How were you able to turn a small, family-owned bakery into a big dessert supplier across Canada and the U.S.?
The plan was just to open up a little bakery in Woodbridge, sell some cakes and make a living. One thing led to another and people really gravitated to our product. It’s really all about the product. It’s a family business and everything we have goes back into the business. We’ve been around for over 25 years and we’ve been doing everything in small steps; we haven’t overextended ourselves. If something’s not right for us – it doesn’t matter if you’ve got five stores or 500 stores – the decisions come from what’s best for the company, not what the biggest sale is going to be. We’re in it for the product. That’s what comes first and I think that shows. We’re not an assembly line; we’re a high-end specialty bakery making a lot of cakes.
What can customers expect to see in the future from LaRocca Creative Cakes?
We’re very proud of our core products and people love them. I want to get them to more people and more places, so our challenge is to be more efficient in making these very complex products. Continual improvement is huge for us. We also develop at least two new products a day. Most of that is just for our own creative fun; we’re a very creative bunch here. My brother Marty heads up the R&D and he is a true artist; he develops from his heart, it’s a passion of his and he’s fantastic at it. We’re all foodies here so we’re often guinea pigs and he enjoys bringing food up every day and seeing what we like, what we don’t like and what gets us excited. A lot of stuff just stays here, but we do select some things to try out throughout the year.
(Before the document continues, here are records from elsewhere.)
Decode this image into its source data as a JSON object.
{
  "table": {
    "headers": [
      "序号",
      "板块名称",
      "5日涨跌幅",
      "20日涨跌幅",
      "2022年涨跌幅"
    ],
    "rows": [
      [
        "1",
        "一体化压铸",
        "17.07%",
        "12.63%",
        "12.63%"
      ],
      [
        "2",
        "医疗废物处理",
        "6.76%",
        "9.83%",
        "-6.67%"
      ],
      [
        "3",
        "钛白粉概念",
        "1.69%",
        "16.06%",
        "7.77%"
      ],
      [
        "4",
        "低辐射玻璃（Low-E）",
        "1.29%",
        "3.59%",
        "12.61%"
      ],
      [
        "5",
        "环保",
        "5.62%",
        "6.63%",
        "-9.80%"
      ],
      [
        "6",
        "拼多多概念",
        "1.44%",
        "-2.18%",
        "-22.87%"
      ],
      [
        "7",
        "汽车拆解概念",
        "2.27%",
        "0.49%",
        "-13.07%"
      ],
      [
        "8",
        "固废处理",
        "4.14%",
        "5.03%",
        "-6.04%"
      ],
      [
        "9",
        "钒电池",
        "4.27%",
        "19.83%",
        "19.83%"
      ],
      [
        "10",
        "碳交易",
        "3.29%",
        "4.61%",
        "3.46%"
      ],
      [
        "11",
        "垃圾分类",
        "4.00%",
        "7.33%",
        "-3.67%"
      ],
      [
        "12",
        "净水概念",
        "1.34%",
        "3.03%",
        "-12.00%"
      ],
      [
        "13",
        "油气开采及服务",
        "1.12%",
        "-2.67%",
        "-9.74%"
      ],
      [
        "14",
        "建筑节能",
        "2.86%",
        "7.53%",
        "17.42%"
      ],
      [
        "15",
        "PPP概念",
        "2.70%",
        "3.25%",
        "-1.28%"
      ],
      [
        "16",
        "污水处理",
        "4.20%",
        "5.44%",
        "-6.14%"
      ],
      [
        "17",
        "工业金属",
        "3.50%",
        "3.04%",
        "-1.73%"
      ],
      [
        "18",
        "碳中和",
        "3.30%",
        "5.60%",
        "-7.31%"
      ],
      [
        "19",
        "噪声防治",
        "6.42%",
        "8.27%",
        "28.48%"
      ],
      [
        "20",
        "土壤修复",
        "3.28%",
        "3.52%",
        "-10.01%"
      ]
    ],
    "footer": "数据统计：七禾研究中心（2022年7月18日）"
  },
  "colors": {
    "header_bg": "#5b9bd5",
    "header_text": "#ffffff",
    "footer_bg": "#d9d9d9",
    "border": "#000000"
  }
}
We’ve been able to grow in a way that we’re proud to call ourselves LaRocca. There are cakes that we make five of per day, literally five cakes, because that’s what we love to do, and then there are cakes that we make 5,000 of per day. Are we going to be able to maintain that kind of style over the next 20 years? There are a lot of people that say “no,” but as long as my brother and I are here, we’re going to grow and we’re going to grow in this way. We’ve been breaking a lot of rules over time, in a good way.
Julie Fitz-Gerald is a freelance writer based in Uxbridge, Ont., and a regular contributor to Bakers Journal.